Hak Asasi Manusia adalah hak-hak yang telah dipunyai seseorang sejak ia dalam
kandungan. HAM berlaku secara universal. Dasar-dasar HAM tertuang dalam deklarasi
kemerdekaan Amerika Serikat (Declaration of Independence of USA) dan tercantum
dalam UUD 1945 Republik Indonesia, seperti pada pasal 27 ayat 1, pasal 28, pasal 29 ayat
2, pasal 30 ayat 1, dan pasal 31 ayat 1.
Berkaitan dengan kasus Tanjung Priok maka secara spesifik Hak Asasi yang
dibicarakan adalah hak hidup. Dasar hukum yang menjamin hak hidup di Indonesia ada
pada konstistusi kita, yaitu pada Pasal 28A Undang Undang Dasar Tahun 1945, yang
berbunyi:

“Setiap orang berhak untuk hidup serta berhak mempertahankan hidup dan
kehidupannya.”

Pasal 28G ayat (2) UUD 1945 juga menyatakan bahwa setiap orang berhak untuk bebas
dari penyiksaan atau perlakuan yang merendahkan derajat martabat manusia. Selain itu
dalam Pasal 28I ayat (1) juga diakui hak untuk hidup dan hak untuk tidak disiksa.

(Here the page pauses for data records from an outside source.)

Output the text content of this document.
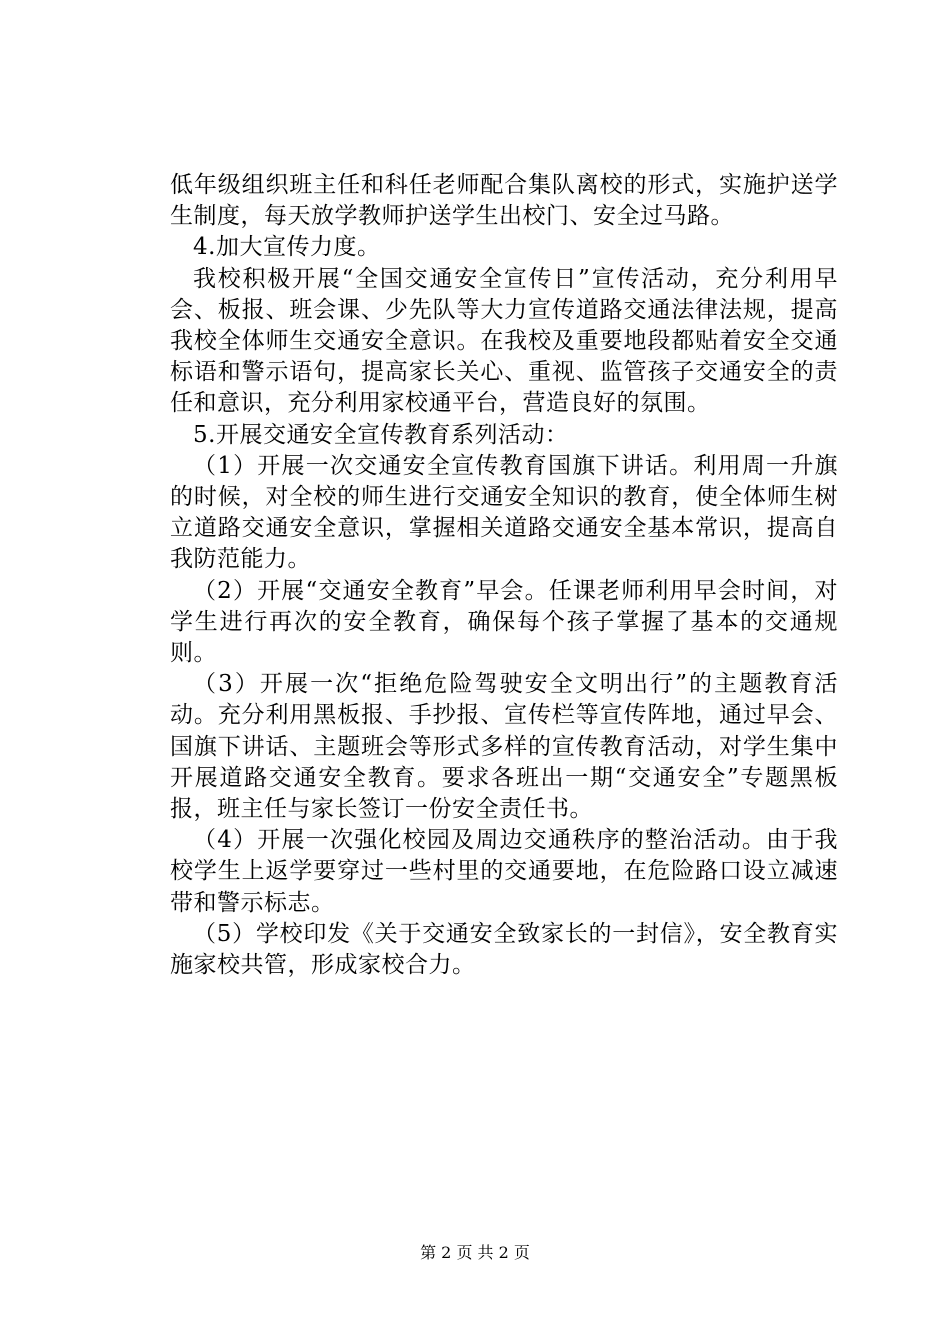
低年级组织班主任和科任老师配合集队离校的形式，实施护送学生制度，每天放学教师护送学生出校门、安全过马路。

4.加大宣传力度。

我校积极开展“全国交通安全宣传日”宣传活动，充分利用早会、板报、班会课、少先队等大力宣传道路交通法律法规，提高我校全体师生交通安全意识。在我校及重要地段都贴着安全交通标语和警示语句，提高家长关心、重视、监管孩子交通安全的责任和意识，充分利用家校通平台，营造良好的氛围。

5.开展交通安全宣传教育系列活动：

（1）开展一次交通安全宣传教育国旗下讲话。利用周一升旗的时候，对全校的师生进行交通安全知识的教育，使全体师生树立道路交通安全意识，掌握相关道路交通安全基本常识，提高自我防范能力。

（2）开展“交通安全教育”早会。任课老师利用早会时间，对学生进行再次的安全教育，确保每个孩子掌握了基本的交通规则。

（3）开展一次“拒绝危险驾驶安全文明出行”的主题教育活动。充分利用黑板报、手抄报、宣传栏等宣传阵地，通过早会、国旗下讲话、主题班会等形式多样的宣传教育活动，对学生集中开展道路交通安全教育。要求各班出一期“交通安全”专题黑板报，班主任与家长签订一份安全责任书。

（4）开展一次强化校园及周边交通秩序的整治活动。由于我校学生上返学要穿过一些村里的交通要地，在危险路口设立减速带和警示标志。

（5）学校印发《关于交通安全致家长的一封信》，安全教育实施家校共管，形成家校合力。

第 2 页 共 2 页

Namun dalam pelaksanaannya hak asasi tersebut bukannya tanpa pembatasan. Dalam
Pasal 28J ayat (1) UUD 1945 diatur bahwa setiap orang wajib menghormati hak asasi
orang lain. Pasal 28J ayat (2) UUD !945 selanjutnya mengatur bahwa pelaksanaannya hak
tersebut wajib tunduk pada pembatasan-pembatasan dalam undang-undang. Jadi, hak asasi
manusia tersebut dalam pelaksanaannya tetap patuh pada pembatasan-pembatasan yang
diatur dalam undang-undang.
Dari penjabaran diatas bahwa telah terjadi pelanggaran HAM dalam kerusuhan Tanjung
Priok 1984 ini. Bahkan pelanggaran HAM dalam Tanjung Priok 1984 tersebut tergolong
pelanggaran HAM berat karena terdapat beberapa pelanggaran, yaitu : Pembunuhan secara
kilat (summary killing), Penangkapan dan penahanan sewenang-wenang (unlawful arrest
and detention), Penyiksaan (Torture), Penghilangan orang secara paksa (Enforced or
involuntary disappearance). Korban dan keluarga korban tragedi Tanjung Priok meminta
negara mengevaluasi pengadilan HAM ad hoc kasus Tanjung Priok. Para keluarga korban
menuntut keadilan kepada pemerintah. Selama ini mereka selalu diabaikan.